Question: So many times I here students say that they wished they had photographic memories. How do we make students aware that it is not whether or not you have an average memory, but how you use your memory? Memory is something that is best utilized when strategies are in place. A lot of students in the classroom have similar memories and it is how they use the information and categorize it that makes the information stick. Memory is like a treadmill; if you have a $5,000 Life Fitness treadmill you can have lots of capability, but if you don’t how to work the device or strategies to stay on the device then you will make it nowhere. On the flip side, you could have an average Walmart purchased treadmill, and if you are able to work it you can make it the same distance as if running on an expensive treadmill.

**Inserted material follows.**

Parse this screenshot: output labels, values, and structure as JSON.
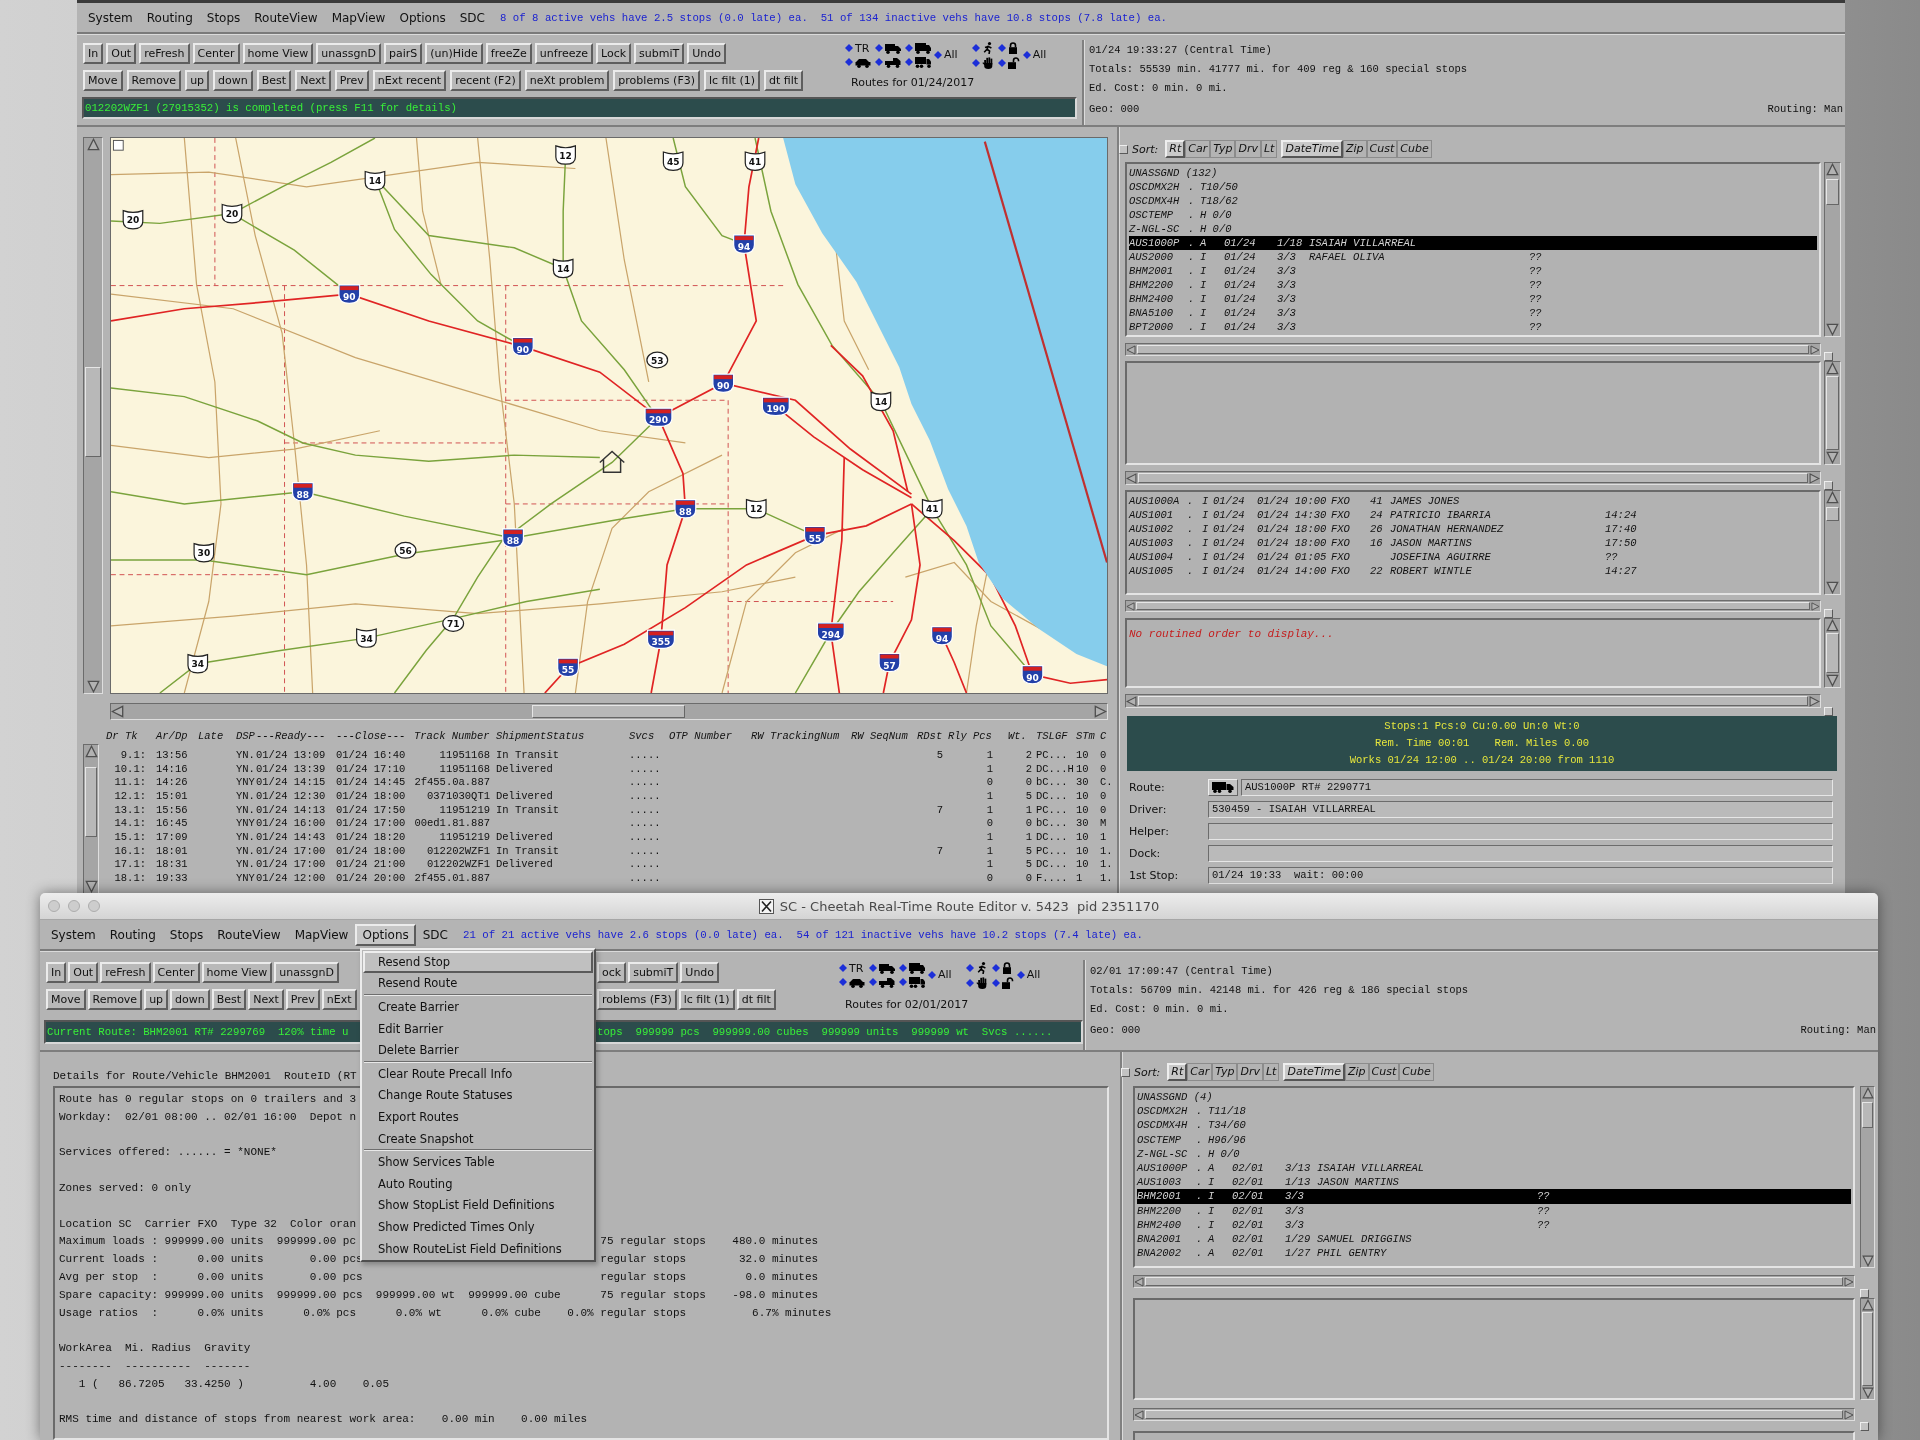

Quotation: “What you have to understand is that even average memories are remarkably powerful if used properly” (Foer, 2011).

Connection: In Foer’s article on memory, he discusses how the memory was assessed by having the competitors in the memory competition memorize dozens of strangers’ names. This immediately reminded me of the first class I took at the University of Kentucky. I took an intro to Russian culture class. There were 65 students in the class, all of which the teacher had never had before in class. On the first day of class he had every student introduce themselves one time. He then went around the room and amazingly named every single person’s name in the room! I was shocked! I could not believe that he was able to do that. All of the students kept asking him if he cheated, in which he responded that he simply used memory strategies to remember everyone’s name.

Outside Connection: I am so fortunate to have read James as our first book in this course. I must admit that I am connecting to James in a lot of my other course work. I again thought of James when reading the article by Foer. Learning and memory is about associations. James (1899) emphasizes in his chapter on associations that “the more copious the associative systems, the completer the individual’s adaptations to the world” (p.42). In other words, the more associations that children are forced to make, the more they remember. The Foer article discussed how in our society that technology helps us store our memories outside of our brains. Such examples are books, audio devices, photographs, computers, and cell phones. Foer describes that before this technology was created that the memory was the device most commonly used. He explains further by stating, “A trained memory was not just a handy tool but also a fundamental facet of any worldly mind. It was considered a form of character-building, a way of developing the cardinal virtue of prudence and, by extension, ethics. Only through memorizing, the thinking went, could ideas be incorporated into your psyche and their values absorbed” (Foer, 2011). Since this was during the time “without advanced technology”, how can our students of this generation use their memories more frequently when they have access to all of the technology that does it for them?